We now turn to the remaining claimed Schedule A deductions for taxes, contributions, and miscellaneous expenses. Deductions are strictly a matter of legislative grace. INDOPCO, Inc. v.
Commissioner, 503 U.S. 79, 84 (1992); New Colonial Ice Co. v.
Helvering, 292 U.S. 435, 440 (1934). Taxpayers must substantiate any deductions claimed. Hradesky v. Commissioner, 65 T.C. 87, 89-90 (1975), affd. per curiam 540 F.2d 821 (5th Cir. 1976).
Taxpayers must maintain sufficient records to establish the amount of claimed deductions. Sec. 6001; sec. 1.6001-1(a), Income Tax Regs. Section 7491 is inapplicable because petitioner has not complied with the requisite substantiation requirements.
Sec. 7491(a)(2)(A).
When a taxpayer fails to keep records, but a court is convinced that deductible expenditures were made, the court “should make as close an approximation as it can, bearing heavily if it chooses upon the taxpayer whose inexactitude is of his own making.” Cohan v. Commissioner, 39 F.2d 540, 544 (2d Cir. 1930).
We cannot estimate deductible expenses, however, unless the taxpayer presents evidence sufficient to provide some basis upon which estimates may be made.
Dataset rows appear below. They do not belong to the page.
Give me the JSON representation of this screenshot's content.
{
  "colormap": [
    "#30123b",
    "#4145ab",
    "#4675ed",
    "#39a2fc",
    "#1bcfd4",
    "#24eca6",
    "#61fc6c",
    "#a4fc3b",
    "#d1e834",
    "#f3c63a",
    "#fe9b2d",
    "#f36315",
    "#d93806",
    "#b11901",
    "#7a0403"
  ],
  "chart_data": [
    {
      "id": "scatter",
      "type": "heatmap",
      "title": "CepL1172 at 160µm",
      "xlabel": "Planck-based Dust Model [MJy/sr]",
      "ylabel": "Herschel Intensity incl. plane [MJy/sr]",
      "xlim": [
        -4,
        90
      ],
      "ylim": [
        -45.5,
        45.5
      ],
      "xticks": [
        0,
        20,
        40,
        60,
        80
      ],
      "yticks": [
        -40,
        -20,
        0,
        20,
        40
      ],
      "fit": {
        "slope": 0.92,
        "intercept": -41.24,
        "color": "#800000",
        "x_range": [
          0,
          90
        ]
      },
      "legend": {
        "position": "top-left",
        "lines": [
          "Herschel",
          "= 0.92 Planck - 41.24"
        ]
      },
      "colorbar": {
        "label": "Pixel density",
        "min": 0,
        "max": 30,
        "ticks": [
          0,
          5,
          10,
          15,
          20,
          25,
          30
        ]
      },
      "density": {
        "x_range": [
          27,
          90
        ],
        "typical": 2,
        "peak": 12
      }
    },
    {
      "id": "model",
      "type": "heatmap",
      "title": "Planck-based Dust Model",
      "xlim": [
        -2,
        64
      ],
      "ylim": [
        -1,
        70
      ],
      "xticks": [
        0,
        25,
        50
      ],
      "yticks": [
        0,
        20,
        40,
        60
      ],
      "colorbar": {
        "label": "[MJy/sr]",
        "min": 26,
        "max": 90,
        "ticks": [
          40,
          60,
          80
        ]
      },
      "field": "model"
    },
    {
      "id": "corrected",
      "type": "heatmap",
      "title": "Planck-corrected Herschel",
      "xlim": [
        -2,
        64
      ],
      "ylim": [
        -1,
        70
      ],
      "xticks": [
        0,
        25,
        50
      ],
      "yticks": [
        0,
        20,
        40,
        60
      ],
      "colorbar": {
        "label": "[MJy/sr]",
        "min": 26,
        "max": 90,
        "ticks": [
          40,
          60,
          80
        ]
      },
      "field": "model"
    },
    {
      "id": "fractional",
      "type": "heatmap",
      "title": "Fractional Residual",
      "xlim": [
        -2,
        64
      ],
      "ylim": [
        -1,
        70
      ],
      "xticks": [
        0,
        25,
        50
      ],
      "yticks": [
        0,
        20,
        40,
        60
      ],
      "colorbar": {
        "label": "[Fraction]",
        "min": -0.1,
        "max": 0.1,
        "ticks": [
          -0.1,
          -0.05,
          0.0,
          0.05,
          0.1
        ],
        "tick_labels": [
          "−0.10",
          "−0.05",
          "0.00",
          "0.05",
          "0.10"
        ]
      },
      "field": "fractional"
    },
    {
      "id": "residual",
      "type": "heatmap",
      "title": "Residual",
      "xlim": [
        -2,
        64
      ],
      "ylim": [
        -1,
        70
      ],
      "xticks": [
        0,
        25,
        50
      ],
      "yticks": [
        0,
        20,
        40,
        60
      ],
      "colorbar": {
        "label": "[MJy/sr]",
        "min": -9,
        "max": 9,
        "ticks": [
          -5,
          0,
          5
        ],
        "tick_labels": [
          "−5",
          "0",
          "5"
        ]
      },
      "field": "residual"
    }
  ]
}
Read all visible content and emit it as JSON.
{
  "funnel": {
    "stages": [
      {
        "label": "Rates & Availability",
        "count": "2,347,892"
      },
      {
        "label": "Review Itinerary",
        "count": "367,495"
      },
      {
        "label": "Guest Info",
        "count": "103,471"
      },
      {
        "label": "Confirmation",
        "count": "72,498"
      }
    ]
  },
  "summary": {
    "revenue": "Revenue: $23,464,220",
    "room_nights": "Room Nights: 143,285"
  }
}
Vanicek v. Commissioner, 85 T.C.
731, 743 (1985).
Petitioner claimed a deduction in the amount of $1,738.86 for taxes paid during 1999. Respondent conceded the deduction claimed for State tax withheld in the amount of $238.86, as substantiated by petitioner’s Forms W-2, Wage and Tax Statement, attached to her 1999 tax return. This amount does not affect petitioner’s tax because the standard deduction of $6,350 allowed by respondent is of more benefit to petitioner than claiming this itemized deduction. With regard to the remaining deductions claimed for personal property taxes in the amount of $1,050, and other taxes in the amount of $450, petitioner offered no evidence to substantiate these expenses. Respondent’s disallowance of these two deductions is sustained.
Petitioner claimed a charitable deduction in the amount of $2,690, for payments made to “needy people [and] displaced people”. These payments were made to individuals and do not qualify as charitable contributions. Sec. 170(a) and (c). Thus, these amounts are nondeductible.
Petitioner also claimed a deduction for miscellaneous expenses in the net amount of $1,297. Petitioner offered no evidence to substantiate these claimed deductions. Respondent’s determination is sustained.
While we respect petitioner’s generosity toward her mother and others in need, the Schedule A deductions claimed on her 1999 tax return were either unsubstantiated or nondeductible expenses.
We have no choice but to sustain respondent’s determination.
Reviewed and adopted as the report of the Small Tax Case Division.
Decision will be entered for respondent.